Question

How do you find the equation of the tangent line to the graph $y = {x^2}{e^x} - 2x{e^x} + 2{e^x}$ through the point $\left( {1,e} \right)$?

Answer 1

Hint : Here in this question, we have to find the equation of the tangent line, given the x and y value, then find the slope of the equation i.e., $m = \dfrac{{dy}}{{dx}}$ at the point $\left( {x,y} \right)$, then find the equation of tangent line by using the equation $y - {y_0} = m\left( {x - {x_0}} \right)$ where $\left( {{x_0},{y_0}} \right)$ is the point where tangent line passes through.

Complete step-by-step answer :
The tangent line to a curve at a given point is a straight line that just "touches" the curve at that point.
Consider the given equation which passes through the point $\left( {1,e} \right)$
$y = {x^2}{e^x} - 2x{e^x} + 2{e^x}$------(1)
Now, find the slope of the equation at the point of tangency $\left( {1,e} \right)$ using the first order derivative of given equation i.e., $m = \dfrac{{dy}}{{dx}}$
$\Rightarrow \dfrac{{dy}}{{dx}} = {x^2}{e^x} + 2x{e^x} - 2\left( {x{e^x} + {e^x}} \right) + 2{e^x}$
$\Rightarrow \dfrac{{dy}}{{dx}} = {x^2}{e^x} + 2x{e^x} - 2x{e^x} - 2{e^x} + 2{e^x}$
On simplification, we get
$\Rightarrow m = \dfrac{{dy}}{{dx}} = {x^2}{e^x}$
The slope of the equation at the point $\left( {1,e} \right)$ is:
$\Rightarrow {\left( {\dfrac{{dy}}{{dx}}} \right)_{\left( {1,e} \right)}} = {1^2}{e^1}$
On simplification, we get
$\Rightarrow {\left( {\dfrac{{dy}}{{dx}}} \right)_{\left( {1,e} \right)}} = e$
The equation of slope of the tangent line is:
$y - {y_0} = m\left( {x - {x_0}} \right)$
the slope of the tangent line at the point $\left( {1,e} \right)$ is:
where ${x_0} = 1$, ${y_0} = e$ and $m = e$, then
$\Rightarrow y - e = e\left( {x - 1} \right)$
$\Rightarrow y - e = ex - e$
Add both side by $e$, then
$\Rightarrow y - e + e = ex - e + e$
On simplification, we get
$\Rightarrow y = ex$
Hence, the equation of the tangent line to the graph $y = {x^2}{e^x} - 2x{e^x} + 2{e^x}$ through the point $\left( {1,e} \right)$ is $y = ex$.
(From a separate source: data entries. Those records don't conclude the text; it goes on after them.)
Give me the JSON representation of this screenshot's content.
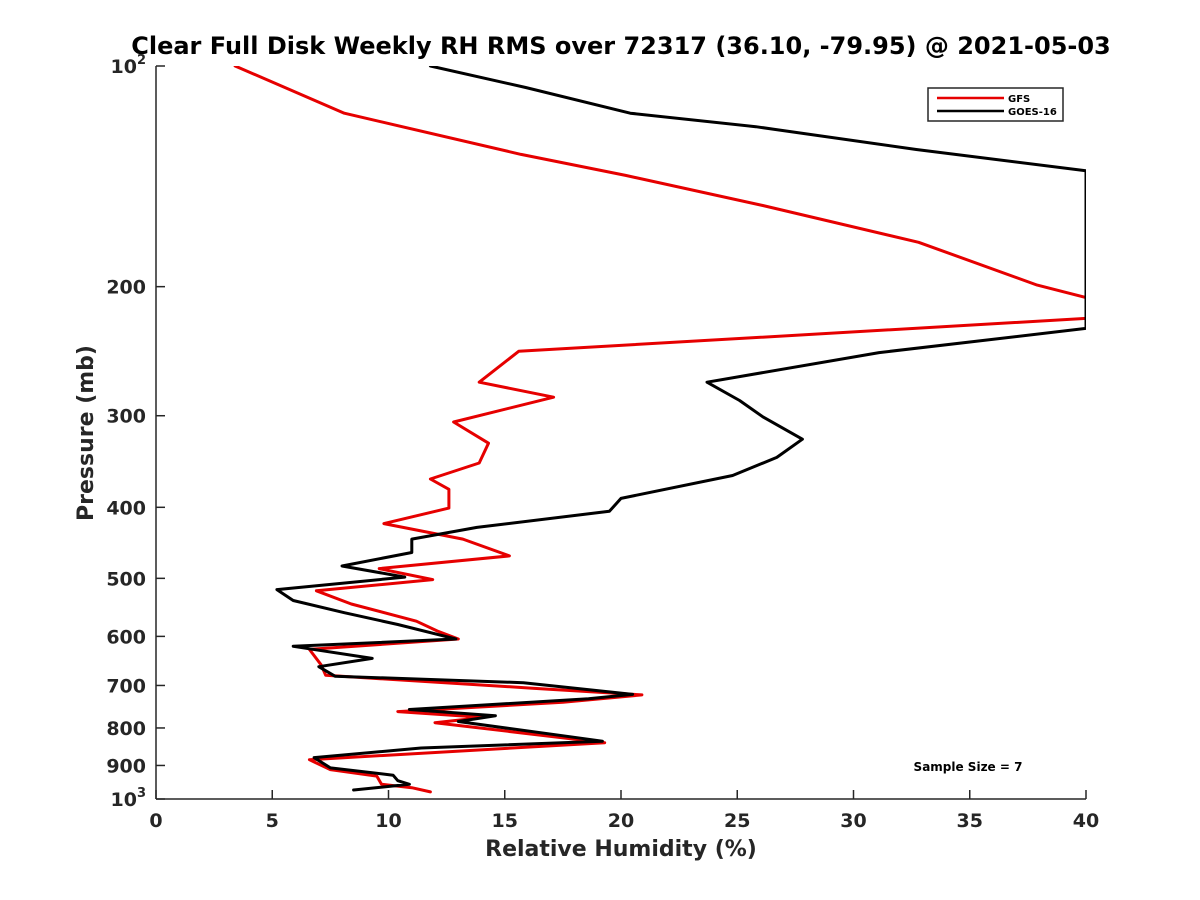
{
  "chart_data": {
    "type": "line",
    "title": "Clear Full Disk Weekly RH RMS over 72317 (36.10, -79.95) @ 2021-05-03",
    "xlabel": "Relative Humidity (%)",
    "ylabel": "Pressure (mb)",
    "xlim": [
      0,
      40
    ],
    "ylim": [
      1000,
      100
    ],
    "yscale": "log",
    "x_ticks": [
      "0",
      "5",
      "10",
      "15",
      "20",
      "25",
      "30",
      "35",
      "40"
    ],
    "y_ticks": [
      {
        "value": 100,
        "label": "10",
        "sup": "2"
      },
      {
        "value": 200,
        "label": "200"
      },
      {
        "value": 300,
        "label": "300"
      },
      {
        "value": 400,
        "label": "400"
      },
      {
        "value": 500,
        "label": "500"
      },
      {
        "value": 600,
        "label": "600"
      },
      {
        "value": 700,
        "label": "700"
      },
      {
        "value": 800,
        "label": "800"
      },
      {
        "value": 900,
        "label": "900"
      },
      {
        "value": 1000,
        "label": "10",
        "sup": "3"
      }
    ],
    "legend_position": "top-right",
    "annotation": "Sample Size = 7",
    "series": [
      {
        "name": "GFS",
        "color": "#e60000",
        "points": [
          [
            3.4,
            100
          ],
          [
            8.1,
            116
          ],
          [
            15.7,
            132
          ],
          [
            20.2,
            141
          ],
          [
            26.1,
            155
          ],
          [
            32.8,
            174
          ],
          [
            37.9,
            199
          ],
          [
            40.0,
            207
          ],
          [
            40.0,
            221
          ],
          [
            15.6,
            245
          ],
          [
            13.9,
            270
          ],
          [
            17.1,
            283
          ],
          [
            12.8,
            306
          ],
          [
            14.3,
            327
          ],
          [
            13.9,
            348
          ],
          [
            11.8,
            366
          ],
          [
            12.6,
            378
          ],
          [
            12.6,
            401
          ],
          [
            9.8,
            421
          ],
          [
            13.2,
            442
          ],
          [
            15.2,
            466
          ],
          [
            9.6,
            485
          ],
          [
            11.9,
            502
          ],
          [
            6.9,
            520
          ],
          [
            8.4,
            542
          ],
          [
            11.2,
            572
          ],
          [
            12.1,
            590
          ],
          [
            13.0,
            605
          ],
          [
            6.6,
            625
          ],
          [
            7.1,
            656
          ],
          [
            7.3,
            678
          ],
          [
            16.2,
            706
          ],
          [
            20.9,
            721
          ],
          [
            17.5,
            738
          ],
          [
            10.4,
            760
          ],
          [
            14.1,
            774
          ],
          [
            12.0,
            787
          ],
          [
            19.3,
            838
          ],
          [
            6.6,
            884
          ],
          [
            7.5,
            912
          ],
          [
            9.5,
            931
          ],
          [
            9.7,
            955
          ],
          [
            11.0,
            965
          ],
          [
            11.8,
            978
          ]
        ]
      },
      {
        "name": "GOES-16",
        "color": "#000000",
        "points": [
          [
            11.8,
            100
          ],
          [
            15.9,
            107
          ],
          [
            20.4,
            116
          ],
          [
            25.8,
            121
          ],
          [
            32.7,
            130
          ],
          [
            40.0,
            139
          ],
          [
            40.0,
            228
          ],
          [
            31.1,
            246
          ],
          [
            23.7,
            270
          ],
          [
            25.1,
            286
          ],
          [
            26.1,
            301
          ],
          [
            27.8,
            323
          ],
          [
            26.7,
            342
          ],
          [
            24.8,
            362
          ],
          [
            20.0,
            389
          ],
          [
            19.5,
            405
          ],
          [
            13.8,
            426
          ],
          [
            11.0,
            442
          ],
          [
            11.0,
            461
          ],
          [
            8.0,
            481
          ],
          [
            10.7,
            498
          ],
          [
            5.2,
            518
          ],
          [
            5.9,
            536
          ],
          [
            8.1,
            557
          ],
          [
            10.4,
            578
          ],
          [
            12.9,
            605
          ],
          [
            5.9,
            619
          ],
          [
            9.3,
            643
          ],
          [
            7.0,
            660
          ],
          [
            7.7,
            680
          ],
          [
            15.8,
            694
          ],
          [
            20.5,
            720
          ],
          [
            18.6,
            730
          ],
          [
            10.9,
            755
          ],
          [
            14.6,
            770
          ],
          [
            13.0,
            784
          ],
          [
            19.2,
            834
          ],
          [
            11.4,
            852
          ],
          [
            6.8,
            878
          ],
          [
            7.5,
            907
          ],
          [
            10.2,
            928
          ],
          [
            10.4,
            944
          ],
          [
            10.9,
            955
          ],
          [
            8.5,
            972
          ]
        ]
      }
    ]
  }
}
Note : The concept of the equation of tangent comes under the concept of application of derivatives. Here the differentiation is applied on the equation of line or curve and then substitute the value of x. We should know about the general equation of a line. Hence these types of problems are solved by the above procedure.